Wendy Alexander yesterday called for a Scottish Constitutional Commission to draw up plans over the next year for the Barnett funding formula to be replaced.

The controversial 29-year-old system for the Treasury granting money to Scotland would be replaced by significant new powers for Scotland to set levels for some taxes and to be assigned a share of other taxes set in London. There would be a smaller block grant based on a new assessment of need.

The Scottish Labour leader suggested welfare and road traffic law could be among more powers to be devolved.

Her speech at Edinburgh University was one of the most significant developments in the home rule debate in recent years. It represented a major challenge to Prime Minister Gordon Brown, Chancellor Alistair Darling and other Scottish Labour MPs at Westminster, where there has been resistance to revisiting the powers set out in the 1998 Scotland Act and where the implications could be complex.
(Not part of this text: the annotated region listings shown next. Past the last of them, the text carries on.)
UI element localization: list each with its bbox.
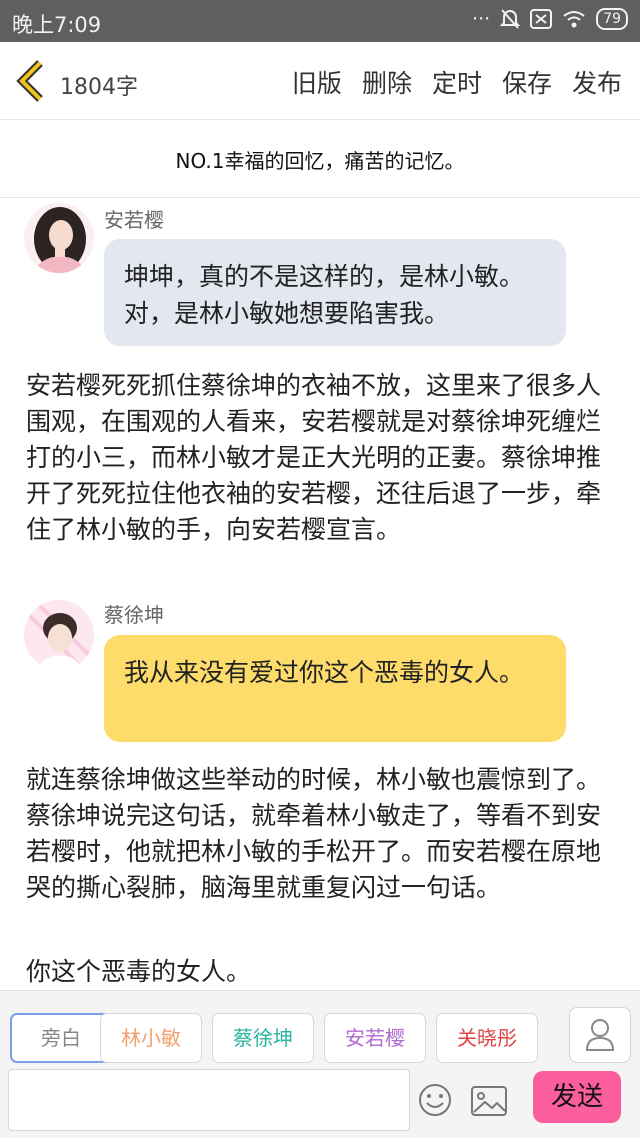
battery-icon: 79: [596, 8, 628, 30]
back-arrow-icon[interactable]: [14, 59, 50, 103]
role-label: 旁白: [41, 1026, 81, 1050]
emoji-icon[interactable]: [417, 1082, 453, 1118]
avatar-girl-icon: [24, 203, 94, 273]
avatar-boy-icon: [24, 600, 94, 670]
delete-button[interactable]: 删除: [362, 64, 412, 100]
role-chip-narrator[interactable]: 旁白: [10, 1013, 112, 1063]
role-chip[interactable]: 蔡徐坤: [212, 1013, 314, 1063]
role-selector: 旁白 林小敏 蔡徐坤 安若樱 关晓彤: [8, 1013, 548, 1063]
header-actions: 旧版 删除 定时 保存 发布: [292, 64, 622, 100]
schedule-button[interactable]: 定时: [432, 64, 482, 100]
narration-paragraph[interactable]: 就连蔡徐坤做这些举动的时候，林小敏也震惊到了。蔡徐坤说完这句话，就牵着林小敏走了…: [26, 762, 616, 906]
role-chip[interactable]: 安若樱: [324, 1013, 426, 1063]
message-input[interactable]: [8, 1069, 410, 1131]
more-dots-icon: ···: [472, 8, 491, 30]
wifi-icon: [563, 11, 585, 28]
mute-bell-icon: [500, 9, 521, 29]
avatar-anruoying[interactable]: [24, 203, 94, 273]
publish-button[interactable]: 发布: [572, 64, 622, 100]
role-chip[interactable]: 关晓彤: [436, 1013, 538, 1063]
role-label: 安若樱: [345, 1026, 405, 1050]
status-bar: 晚上7:09 ··· 79: [0, 0, 640, 42]
story-content: 安若樱 坤坤，真的不是这样的，是林小敏。对，是林小敏她想要陷害我。 安若樱死死抓…: [0, 198, 640, 990]
composer-panel: 旁白 林小敏 蔡徐坤 安若樱 关晓彤 发送: [0, 990, 640, 1138]
narration-paragraph[interactable]: 安若樱死死抓住蔡徐坤的衣袖不放，这里来了很多人围观，在围观的人看来，安若樱就是对…: [26, 368, 616, 548]
speaker-name: 安若樱: [104, 208, 164, 232]
person-icon: [585, 1019, 615, 1051]
old-version-button[interactable]: 旧版: [292, 64, 342, 100]
role-label: 林小敏: [121, 1026, 181, 1050]
image-icon[interactable]: [470, 1085, 508, 1117]
chat-bubble[interactable]: 坤坤，真的不是这样的，是林小敏。对，是林小敏她想要陷害我。: [104, 239, 566, 346]
send-button[interactable]: 发送: [533, 1071, 621, 1123]
chapter-title[interactable]: NO.1幸福的回忆，痛苦的记忆。: [0, 120, 640, 198]
chat-bubble[interactable]: 我从来没有爱过你这个恶毒的女人。: [104, 635, 566, 742]
speaker-name: 蔡徐坤: [104, 603, 164, 627]
narration-paragraph[interactable]: 你这个恶毒的女人。: [26, 954, 616, 990]
word-count: 1804字: [60, 75, 138, 100]
save-button[interactable]: 保存: [502, 64, 552, 100]
avatar-caixukun[interactable]: [24, 600, 94, 670]
status-time: 晚上7:09: [12, 13, 102, 37]
role-label: 关晓彤: [457, 1026, 517, 1050]
role-label: 蔡徐坤: [233, 1026, 293, 1050]
role-chip[interactable]: 林小敏: [100, 1013, 202, 1063]
status-icons: ··· 79: [472, 8, 628, 30]
top-bar: 1804字 旧版 删除 定时 保存 发布: [0, 42, 640, 120]
manage-roles-button[interactable]: [569, 1007, 631, 1063]
sim-icon: [530, 9, 553, 29]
There was a reminder to her party of what happened to Tory support in Scotland when it stood against constitutional change, and she argued that Labour had won support when it had been "the party of ideas on the constitution".

She said that unless it developed an alternative to independence, there was a risk people would assume that was their only choice.

Ms Alexander, one of the architects of devolution as adviser to Donald Dewar, admitted the tax powers Holyrood has are the wrong ones. She said developments had to be secured alongside the rest of the UK, adding: "The Union needs to be a comfortable home for all its members."

She said the Constitutional Commission had to be independent and expert-led, to develop "a more balanced home rule package", possibly including some powers being returned to Westminster.

The speech was overshadowed by the controversy swirling around Ms Alexander over financial donations to her leadership campaign. But if she survives, it marks new territory for Scottish Labour and prepares the ground for a cross-party agreement between unionist parties.

That is scheduled to be sealed next week, when Labour uses its debating time at Holyrood to table a motion that would endorse the Constitutional Commission.

With the support of Tories and LibDems, and therefore assured of a majority, this will make it clear that it is to look at developments for Scotland within the UK, meaning the SNP will not support it.

In another St Andrew's Day speech, Tory leader Annabel Goldie backed the idea of an independently-chaired commission, saying the future of home rule "lies in making devolution deliver, not in forced divorce".

LibDem leader Nicol Stephen wrote to party activists arguing that Scotland could learn from Spain about the way forward for home rule, and said that there should be a "gutsy" approach to further reform.

SNP leader Alex Salmond said the moves in unionist parties towards more powers were part of the growing support for a referendum.

The unionist parties' proposal of a Constitutional Commission would be a similar model to the Scottish Constitutional Convention which paved the way towards devolution in the early 1990s.

Two months into her leadership, Ms Alexander's speech put the future of Scotland in historical perspective, arguing Labour's founder, Keir Hardie, was among those demanding home rule within the United Kingdom before there was significant support for independence.

Ms Alexander admitted the SNP "was not unimportant" to the home rule cause, but stressed that its electoral success in May was based on a promise not to move to independence without a further vote.

She said support for nationalists since 1967 had represented a Scottish "cry of dissent from an increasingly centralised British state".

The speech argued devolution as it now existed was weakened because it was conceived as being forced on a reluctant Westminster government, rather than being negotiated.

It then focused on spending money, instead of considering how taxes could be levied. As a result, the tax allowing MSPs to vary basic rate income tax by 3p up or down was approved 10 years ago "at precisely the point at which many were realising elsewhere the need for a more sophisticated approach to taxation".

This was a speech that sought to move Labour away from scare stories about the break-up of Britain, making a more positive case for sharing resources, revenue and risks across the UK.

It will take time before Labour can reorient itself from its woes, but when it does, it should not underestimate the significance of the challenge Alexander set her Westminster comrades.

Plans for new powers Calls for an expert-led, independent Scottish Constitutional Commission. The second stage of devolution to be developed alongside other parts of the UK. The Treasury block grant should be replaced by new tax powers, assigned revenue from some taxes still controlled at Westminster, as well as a block grant to recognise additional needs in Scotland. More powers for Holyrood, such as welfare-to-work and road traffic law, with some powers passed back to Westminster, such as counter-terrorism and contingency planning. No mention of the commission's plan being put to a referendum.